Landing for a break at Groudle (one of our favourite coasteering locations) we climbed up to the remnants of the old walkway for Christmas cake and coffee. The remains of walkways on this Coastline, are still in evidence in the popular bathing areas on the island's East coast. (Some 'walkable' sections can be noted at Port Soderick, but due to deterioration and attrition by the sea, its not safe to do so and public access is not permitted...). They date from the Victorian era, of summer's spent in British beach resorts, and the Island was reputedly the first to introduce 'bathing huts' to ensure 'decency' was maintained when changing, as well when in swimming attire, participants would not have to walk on the beach!

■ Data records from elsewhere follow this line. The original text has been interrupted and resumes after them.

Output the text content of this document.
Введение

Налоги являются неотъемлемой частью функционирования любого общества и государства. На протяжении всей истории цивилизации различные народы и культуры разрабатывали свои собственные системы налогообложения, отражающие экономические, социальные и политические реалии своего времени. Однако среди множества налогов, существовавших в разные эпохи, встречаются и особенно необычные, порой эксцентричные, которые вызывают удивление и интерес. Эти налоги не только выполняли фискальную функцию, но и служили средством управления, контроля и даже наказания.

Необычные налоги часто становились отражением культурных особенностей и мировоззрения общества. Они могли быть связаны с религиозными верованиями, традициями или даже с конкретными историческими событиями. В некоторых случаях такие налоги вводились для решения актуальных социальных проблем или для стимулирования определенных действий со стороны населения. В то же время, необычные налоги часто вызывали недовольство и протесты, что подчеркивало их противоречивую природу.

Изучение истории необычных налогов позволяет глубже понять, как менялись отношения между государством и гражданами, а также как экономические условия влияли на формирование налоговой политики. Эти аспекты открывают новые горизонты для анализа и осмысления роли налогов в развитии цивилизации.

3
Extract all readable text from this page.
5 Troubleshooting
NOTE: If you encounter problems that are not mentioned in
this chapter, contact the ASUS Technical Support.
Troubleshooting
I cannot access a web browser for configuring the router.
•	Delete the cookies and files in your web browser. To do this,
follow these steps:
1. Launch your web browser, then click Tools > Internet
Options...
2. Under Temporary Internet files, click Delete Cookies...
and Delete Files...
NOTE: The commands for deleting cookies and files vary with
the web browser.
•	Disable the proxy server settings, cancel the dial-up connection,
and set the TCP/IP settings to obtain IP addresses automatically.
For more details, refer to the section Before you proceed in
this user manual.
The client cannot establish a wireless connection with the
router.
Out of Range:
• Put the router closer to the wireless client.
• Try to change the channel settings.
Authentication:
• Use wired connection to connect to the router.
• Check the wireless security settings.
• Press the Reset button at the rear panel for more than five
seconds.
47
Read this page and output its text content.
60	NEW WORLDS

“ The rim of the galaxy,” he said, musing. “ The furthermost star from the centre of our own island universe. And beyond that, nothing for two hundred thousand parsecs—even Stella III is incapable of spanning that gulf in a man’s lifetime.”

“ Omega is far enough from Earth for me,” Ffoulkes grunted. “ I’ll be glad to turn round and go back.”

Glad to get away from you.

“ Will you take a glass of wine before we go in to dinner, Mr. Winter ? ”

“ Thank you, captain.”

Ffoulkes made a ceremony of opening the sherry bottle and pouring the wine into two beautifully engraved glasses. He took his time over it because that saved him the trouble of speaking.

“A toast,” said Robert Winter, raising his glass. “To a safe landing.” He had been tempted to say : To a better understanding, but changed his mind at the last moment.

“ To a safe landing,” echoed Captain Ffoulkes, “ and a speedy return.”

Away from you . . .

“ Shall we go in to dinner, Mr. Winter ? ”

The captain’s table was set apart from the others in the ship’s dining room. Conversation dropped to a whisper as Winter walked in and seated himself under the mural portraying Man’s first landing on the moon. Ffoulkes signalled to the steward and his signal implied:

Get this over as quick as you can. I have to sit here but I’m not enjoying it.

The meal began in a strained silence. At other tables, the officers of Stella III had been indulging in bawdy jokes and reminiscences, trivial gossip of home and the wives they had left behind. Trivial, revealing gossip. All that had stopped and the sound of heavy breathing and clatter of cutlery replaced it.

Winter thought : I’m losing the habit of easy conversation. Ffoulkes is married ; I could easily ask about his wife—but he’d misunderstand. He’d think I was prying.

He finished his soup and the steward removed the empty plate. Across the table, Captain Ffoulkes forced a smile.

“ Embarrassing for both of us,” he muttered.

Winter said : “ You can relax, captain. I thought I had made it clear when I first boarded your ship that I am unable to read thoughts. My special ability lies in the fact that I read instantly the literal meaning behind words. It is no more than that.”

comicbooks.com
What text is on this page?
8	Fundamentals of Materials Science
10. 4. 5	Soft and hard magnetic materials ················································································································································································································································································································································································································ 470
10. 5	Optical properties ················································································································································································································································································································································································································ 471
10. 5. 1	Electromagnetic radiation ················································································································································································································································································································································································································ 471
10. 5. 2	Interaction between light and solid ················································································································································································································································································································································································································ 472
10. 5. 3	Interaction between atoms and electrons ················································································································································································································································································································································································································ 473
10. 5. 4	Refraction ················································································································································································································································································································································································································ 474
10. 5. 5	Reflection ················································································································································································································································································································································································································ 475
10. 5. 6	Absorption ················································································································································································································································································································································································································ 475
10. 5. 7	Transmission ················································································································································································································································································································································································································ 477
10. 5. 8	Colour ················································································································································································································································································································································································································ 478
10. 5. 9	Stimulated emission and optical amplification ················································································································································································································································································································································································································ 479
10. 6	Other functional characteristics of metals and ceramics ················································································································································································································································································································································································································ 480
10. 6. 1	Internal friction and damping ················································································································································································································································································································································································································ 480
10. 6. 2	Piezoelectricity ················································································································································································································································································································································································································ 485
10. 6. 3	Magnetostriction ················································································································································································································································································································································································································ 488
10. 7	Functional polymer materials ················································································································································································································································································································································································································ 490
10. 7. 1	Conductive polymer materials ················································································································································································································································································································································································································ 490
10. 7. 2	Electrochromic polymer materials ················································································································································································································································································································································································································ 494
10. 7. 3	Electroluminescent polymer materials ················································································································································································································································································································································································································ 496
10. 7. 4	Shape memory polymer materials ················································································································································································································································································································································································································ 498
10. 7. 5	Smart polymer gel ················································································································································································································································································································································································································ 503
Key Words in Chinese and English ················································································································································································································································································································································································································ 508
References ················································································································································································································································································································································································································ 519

The Afternoon beginners trip was even calmer, and next weekend's forecast is to be warm again, looking forward to seeing you again!

Its the time of New Year's resolutions, and to learn to to sea kayak seems to on a few peoples list...

One of Laxey's best known landmarks, (and one of our Island's 'claim to fame') is its huge water wheel, named the Lady Isabella, was built to pump water from the mines. It still remains the world's largest working water wheel. Laxey, and the adjacent mines following the valley up towards Snaefell, has the deepest and most extensive mines on the island, employing 600 odd people in its heyday and producing lead, copper, silver and zinc. A section of the mines are open in the summer, and tours are often guided by my Great Uncle.

Yesterday we headed for the Chasms, a much used location for rock climbers, where a large rockfall (on a face of the East section, 'Gardeners Wall') had dropped the day before. A detachment of the local cliff rescue tem were analysing the situation, and declared no added risk to the surrounding crags. Good good, and as the rock was a little damp and just to be sure, we tied in a top rope and warmed up on Tower Buttress. The first pump came fairly quickly, (definitely not enough time on the rock recently) and this was theme throughout the session.
Torque Test Wall (foreground) with Tower Buttress behind (top right) taken previously

Having exausted all lines of ascent, (HVS to E2) and therefore ourselves, we moved to Torque Test Wall, where a delightful HVS 'Torque Test' provided practice on lay backs and keeping moving...

Lastly a pic from today's paddle and the alternative New Year's Day 'Dip'.